309. Best Time to Buy and Sell Stock with Cooldown

1. Description

You are given an array prices where prices[i] is the price of a given stock on the ith day.
Find the maximum profit you can achieve. You may complete as many transactions as you like (i.e., buy one and sell one share of the stock multiple times) with the following restrictions:

• After you sell your stock, you cannot buy stock on the next day (i.e., cooldown one day).
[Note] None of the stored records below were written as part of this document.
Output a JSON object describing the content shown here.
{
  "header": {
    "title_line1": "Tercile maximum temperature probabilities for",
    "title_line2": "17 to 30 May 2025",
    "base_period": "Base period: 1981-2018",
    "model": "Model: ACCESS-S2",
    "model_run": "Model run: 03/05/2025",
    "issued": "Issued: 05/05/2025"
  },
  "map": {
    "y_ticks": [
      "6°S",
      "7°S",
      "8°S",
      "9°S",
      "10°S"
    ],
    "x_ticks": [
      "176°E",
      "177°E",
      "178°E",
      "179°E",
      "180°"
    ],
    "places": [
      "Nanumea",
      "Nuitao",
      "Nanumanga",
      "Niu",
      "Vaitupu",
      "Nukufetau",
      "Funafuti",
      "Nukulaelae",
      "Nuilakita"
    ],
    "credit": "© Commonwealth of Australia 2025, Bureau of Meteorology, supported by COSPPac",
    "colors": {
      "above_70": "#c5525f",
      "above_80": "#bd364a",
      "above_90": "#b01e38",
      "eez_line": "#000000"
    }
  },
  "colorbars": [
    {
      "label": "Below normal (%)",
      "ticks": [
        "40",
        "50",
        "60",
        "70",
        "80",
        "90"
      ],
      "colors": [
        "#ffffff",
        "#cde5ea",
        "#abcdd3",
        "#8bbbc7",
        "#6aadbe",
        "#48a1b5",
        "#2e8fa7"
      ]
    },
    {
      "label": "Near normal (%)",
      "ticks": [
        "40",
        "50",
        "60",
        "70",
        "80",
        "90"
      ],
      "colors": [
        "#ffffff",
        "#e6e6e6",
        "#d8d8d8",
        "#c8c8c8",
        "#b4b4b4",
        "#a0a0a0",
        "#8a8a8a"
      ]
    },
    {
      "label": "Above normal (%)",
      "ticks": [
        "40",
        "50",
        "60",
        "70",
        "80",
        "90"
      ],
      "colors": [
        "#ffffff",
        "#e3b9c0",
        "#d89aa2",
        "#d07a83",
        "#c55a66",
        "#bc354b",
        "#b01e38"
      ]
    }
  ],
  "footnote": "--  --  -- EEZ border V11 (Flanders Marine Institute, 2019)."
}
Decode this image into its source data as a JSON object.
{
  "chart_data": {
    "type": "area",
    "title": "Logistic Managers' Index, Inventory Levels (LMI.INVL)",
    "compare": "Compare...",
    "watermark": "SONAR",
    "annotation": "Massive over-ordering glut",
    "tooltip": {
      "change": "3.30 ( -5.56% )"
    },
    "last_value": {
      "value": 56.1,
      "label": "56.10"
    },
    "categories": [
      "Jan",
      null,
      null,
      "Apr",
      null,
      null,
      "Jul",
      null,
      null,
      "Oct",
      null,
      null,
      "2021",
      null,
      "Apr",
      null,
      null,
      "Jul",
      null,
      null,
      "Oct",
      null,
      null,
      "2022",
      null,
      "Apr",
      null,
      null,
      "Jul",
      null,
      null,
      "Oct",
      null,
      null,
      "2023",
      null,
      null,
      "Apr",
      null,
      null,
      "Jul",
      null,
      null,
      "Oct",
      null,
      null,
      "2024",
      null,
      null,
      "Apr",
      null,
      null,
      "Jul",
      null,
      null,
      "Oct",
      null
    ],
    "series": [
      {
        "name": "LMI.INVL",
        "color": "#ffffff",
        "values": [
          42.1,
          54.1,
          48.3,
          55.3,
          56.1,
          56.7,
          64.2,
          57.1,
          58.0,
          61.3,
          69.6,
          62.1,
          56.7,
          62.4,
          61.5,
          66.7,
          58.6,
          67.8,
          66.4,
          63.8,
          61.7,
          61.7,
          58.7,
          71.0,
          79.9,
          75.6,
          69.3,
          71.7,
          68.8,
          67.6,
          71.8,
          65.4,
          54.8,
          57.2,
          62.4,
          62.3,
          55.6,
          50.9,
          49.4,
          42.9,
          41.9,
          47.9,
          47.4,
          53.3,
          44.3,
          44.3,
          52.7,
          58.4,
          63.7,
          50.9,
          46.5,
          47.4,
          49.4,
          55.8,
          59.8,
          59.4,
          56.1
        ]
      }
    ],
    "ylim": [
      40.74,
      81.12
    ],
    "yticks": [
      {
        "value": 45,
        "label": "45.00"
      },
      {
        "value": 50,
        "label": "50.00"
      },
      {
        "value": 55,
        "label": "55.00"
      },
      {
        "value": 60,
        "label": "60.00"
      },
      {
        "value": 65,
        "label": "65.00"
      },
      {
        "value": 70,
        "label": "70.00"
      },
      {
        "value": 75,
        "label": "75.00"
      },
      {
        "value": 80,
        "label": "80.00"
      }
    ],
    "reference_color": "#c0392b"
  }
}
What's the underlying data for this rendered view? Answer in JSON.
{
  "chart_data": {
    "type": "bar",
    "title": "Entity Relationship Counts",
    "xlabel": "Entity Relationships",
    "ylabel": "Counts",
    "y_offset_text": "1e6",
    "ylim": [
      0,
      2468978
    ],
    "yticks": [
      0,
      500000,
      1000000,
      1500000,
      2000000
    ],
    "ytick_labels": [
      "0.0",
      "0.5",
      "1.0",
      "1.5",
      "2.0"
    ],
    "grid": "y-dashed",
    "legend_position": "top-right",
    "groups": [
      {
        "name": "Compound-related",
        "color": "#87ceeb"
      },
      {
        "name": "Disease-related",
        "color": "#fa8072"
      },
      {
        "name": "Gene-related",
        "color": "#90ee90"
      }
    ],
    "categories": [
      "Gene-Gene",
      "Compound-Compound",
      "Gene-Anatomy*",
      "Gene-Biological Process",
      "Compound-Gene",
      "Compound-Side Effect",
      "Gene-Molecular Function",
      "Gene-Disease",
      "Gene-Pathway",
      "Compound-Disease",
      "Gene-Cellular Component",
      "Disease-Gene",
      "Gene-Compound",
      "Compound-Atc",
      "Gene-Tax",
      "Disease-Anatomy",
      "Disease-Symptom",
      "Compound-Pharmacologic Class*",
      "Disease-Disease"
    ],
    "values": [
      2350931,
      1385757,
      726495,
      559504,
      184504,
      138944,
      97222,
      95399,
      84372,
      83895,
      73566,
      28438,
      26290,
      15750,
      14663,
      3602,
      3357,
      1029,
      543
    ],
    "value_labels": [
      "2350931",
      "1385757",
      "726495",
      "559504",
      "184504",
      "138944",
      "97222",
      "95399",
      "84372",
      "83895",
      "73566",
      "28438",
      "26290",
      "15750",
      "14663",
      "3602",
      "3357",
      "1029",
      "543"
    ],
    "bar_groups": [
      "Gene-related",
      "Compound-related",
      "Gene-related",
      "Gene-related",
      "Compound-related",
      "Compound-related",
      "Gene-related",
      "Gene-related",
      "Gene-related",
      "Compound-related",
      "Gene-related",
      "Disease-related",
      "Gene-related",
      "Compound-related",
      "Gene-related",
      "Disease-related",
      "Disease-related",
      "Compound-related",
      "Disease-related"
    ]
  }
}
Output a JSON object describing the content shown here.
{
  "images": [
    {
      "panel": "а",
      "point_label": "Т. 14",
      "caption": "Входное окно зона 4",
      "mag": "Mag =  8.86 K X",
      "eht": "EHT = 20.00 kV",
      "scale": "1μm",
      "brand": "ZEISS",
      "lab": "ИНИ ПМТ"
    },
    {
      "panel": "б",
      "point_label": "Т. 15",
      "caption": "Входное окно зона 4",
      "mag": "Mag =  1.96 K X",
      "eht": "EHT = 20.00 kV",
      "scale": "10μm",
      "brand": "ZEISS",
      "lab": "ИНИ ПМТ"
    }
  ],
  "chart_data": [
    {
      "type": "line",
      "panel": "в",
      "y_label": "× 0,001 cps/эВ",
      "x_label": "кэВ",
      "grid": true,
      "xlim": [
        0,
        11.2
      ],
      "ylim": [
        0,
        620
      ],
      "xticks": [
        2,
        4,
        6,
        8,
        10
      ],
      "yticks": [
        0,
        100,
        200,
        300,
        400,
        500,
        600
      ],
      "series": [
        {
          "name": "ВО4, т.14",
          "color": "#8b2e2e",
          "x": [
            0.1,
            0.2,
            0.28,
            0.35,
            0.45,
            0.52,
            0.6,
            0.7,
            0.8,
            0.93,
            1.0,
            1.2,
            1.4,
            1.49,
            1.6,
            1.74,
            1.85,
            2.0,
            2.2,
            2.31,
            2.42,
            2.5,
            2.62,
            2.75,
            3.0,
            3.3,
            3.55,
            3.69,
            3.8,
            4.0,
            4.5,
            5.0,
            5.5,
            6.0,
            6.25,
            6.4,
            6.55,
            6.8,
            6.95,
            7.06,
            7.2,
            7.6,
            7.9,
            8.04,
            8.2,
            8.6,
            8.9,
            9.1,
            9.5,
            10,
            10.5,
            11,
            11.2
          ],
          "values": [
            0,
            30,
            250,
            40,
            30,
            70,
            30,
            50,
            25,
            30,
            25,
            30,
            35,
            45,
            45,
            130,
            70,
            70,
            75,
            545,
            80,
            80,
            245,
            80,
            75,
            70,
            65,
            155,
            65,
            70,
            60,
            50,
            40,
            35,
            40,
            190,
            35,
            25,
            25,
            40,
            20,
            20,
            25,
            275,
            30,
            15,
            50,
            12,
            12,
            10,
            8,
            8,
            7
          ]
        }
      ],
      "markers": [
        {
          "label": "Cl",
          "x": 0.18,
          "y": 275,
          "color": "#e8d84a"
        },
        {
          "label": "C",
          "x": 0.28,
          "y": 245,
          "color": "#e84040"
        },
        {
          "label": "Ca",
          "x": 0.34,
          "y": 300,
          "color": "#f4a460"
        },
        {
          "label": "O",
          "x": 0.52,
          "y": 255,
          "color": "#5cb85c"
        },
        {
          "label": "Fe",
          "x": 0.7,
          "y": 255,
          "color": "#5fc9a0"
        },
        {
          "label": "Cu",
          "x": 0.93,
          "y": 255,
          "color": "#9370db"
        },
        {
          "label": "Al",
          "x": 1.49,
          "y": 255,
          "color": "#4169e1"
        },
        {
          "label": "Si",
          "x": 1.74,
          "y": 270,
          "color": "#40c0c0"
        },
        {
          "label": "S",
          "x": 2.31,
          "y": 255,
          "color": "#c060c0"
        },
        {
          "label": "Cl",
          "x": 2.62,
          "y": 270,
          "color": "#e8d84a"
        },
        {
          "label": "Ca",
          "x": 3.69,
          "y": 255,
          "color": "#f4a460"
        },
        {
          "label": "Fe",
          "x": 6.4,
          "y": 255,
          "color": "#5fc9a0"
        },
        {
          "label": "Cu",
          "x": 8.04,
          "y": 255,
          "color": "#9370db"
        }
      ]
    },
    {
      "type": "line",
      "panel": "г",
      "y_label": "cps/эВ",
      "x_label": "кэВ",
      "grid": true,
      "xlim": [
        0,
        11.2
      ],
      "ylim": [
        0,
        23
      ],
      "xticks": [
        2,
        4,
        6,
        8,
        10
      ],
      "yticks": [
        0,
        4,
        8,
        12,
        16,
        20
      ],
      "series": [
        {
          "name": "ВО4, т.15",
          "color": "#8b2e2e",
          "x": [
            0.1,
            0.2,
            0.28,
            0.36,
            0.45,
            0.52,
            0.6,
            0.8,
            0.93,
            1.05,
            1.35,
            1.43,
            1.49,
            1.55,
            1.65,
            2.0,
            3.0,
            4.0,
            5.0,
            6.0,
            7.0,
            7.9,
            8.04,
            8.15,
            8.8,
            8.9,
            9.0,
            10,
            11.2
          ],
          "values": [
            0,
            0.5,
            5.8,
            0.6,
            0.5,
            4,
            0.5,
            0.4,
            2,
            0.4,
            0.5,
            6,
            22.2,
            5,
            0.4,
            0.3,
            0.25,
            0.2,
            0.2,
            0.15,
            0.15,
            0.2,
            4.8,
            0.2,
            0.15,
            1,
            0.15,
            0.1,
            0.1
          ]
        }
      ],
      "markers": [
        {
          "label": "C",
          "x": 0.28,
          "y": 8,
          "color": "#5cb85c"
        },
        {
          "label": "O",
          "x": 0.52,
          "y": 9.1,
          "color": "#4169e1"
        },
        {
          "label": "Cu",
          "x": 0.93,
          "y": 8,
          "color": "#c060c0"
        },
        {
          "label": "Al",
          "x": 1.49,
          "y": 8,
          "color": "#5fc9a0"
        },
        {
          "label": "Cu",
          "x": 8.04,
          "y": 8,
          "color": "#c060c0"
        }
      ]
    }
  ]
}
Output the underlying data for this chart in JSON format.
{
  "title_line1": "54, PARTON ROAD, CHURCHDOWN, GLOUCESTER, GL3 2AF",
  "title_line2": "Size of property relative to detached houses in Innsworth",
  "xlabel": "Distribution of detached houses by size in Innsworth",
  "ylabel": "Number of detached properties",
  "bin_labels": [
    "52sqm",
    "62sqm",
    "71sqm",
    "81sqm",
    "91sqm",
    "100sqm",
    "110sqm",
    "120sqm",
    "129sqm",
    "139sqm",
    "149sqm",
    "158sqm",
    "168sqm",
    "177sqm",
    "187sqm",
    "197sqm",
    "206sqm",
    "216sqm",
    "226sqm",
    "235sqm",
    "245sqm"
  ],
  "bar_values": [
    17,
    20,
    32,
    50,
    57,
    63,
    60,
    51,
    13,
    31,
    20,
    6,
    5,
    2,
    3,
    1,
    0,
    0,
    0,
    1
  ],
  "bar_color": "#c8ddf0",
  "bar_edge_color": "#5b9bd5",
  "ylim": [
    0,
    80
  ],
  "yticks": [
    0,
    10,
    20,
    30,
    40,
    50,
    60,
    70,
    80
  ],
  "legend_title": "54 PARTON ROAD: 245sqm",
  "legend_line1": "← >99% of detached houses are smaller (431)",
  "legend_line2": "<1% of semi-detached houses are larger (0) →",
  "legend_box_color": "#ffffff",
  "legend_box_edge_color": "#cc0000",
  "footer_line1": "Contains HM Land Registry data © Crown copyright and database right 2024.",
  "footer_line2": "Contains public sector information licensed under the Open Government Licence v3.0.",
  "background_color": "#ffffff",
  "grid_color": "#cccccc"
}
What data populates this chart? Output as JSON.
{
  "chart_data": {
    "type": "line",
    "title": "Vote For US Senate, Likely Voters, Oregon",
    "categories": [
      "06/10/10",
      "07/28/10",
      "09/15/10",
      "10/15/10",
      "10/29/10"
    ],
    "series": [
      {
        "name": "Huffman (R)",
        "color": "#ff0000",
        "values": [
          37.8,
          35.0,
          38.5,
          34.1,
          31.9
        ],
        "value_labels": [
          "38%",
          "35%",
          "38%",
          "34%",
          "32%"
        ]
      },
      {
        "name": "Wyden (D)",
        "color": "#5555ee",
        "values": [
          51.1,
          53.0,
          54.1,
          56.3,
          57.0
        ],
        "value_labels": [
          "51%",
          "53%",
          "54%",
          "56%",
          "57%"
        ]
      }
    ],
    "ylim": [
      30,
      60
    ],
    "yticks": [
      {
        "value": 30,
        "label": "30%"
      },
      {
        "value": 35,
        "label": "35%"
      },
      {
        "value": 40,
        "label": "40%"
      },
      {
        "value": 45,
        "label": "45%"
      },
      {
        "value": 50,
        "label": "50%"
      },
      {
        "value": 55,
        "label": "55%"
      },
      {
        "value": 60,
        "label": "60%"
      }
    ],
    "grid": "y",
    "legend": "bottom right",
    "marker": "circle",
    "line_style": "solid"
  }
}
Note: You may not engage in multiple transactions simultaneously (i.e., you must sell the stock before you buy again).

2. Example

Example 1:
Input: prices = [1,2,3,0,2]
Output: 3
Explanation: transactions = [buy, sell, cooldown, buy, sell]

Example 2:
Input: prices = [1]
Output: 0

3. Constraints

• 1 <= prices.length <= 5000
• 0 <= prices[i] <= 1000

4. Solutions

My Accepted Solution

n = prices.size()
Time complexity : O(n)
Space complexity : O(1)

class Solution {
public:
    int maxProfit(const vector<int> &prices) {
        cin.tie(nullptr);
        std::ios::sync_with_stdio(false);

        int max_profits0 = -prices[0]; // 0 means we own a stock
        int max_profits1 = 0;          // 1 means we don't own a stock and in cooldown
        int max_profits2 = 0;          // 2 means we don't own a stock and not in cooldown
        for (int i = 1; i < prices.size(); ++i) {
            tie(max_profits0, max_profits1, max_profits2) = make_tuple(
                max(max_profits0, max_profits2 - prices[i]),
                max_profits0 + prices[i],
                max(max_profits1, max_profits2));
        }

        int result = max(max_profits1, max_profits2);
        return result;
    }
};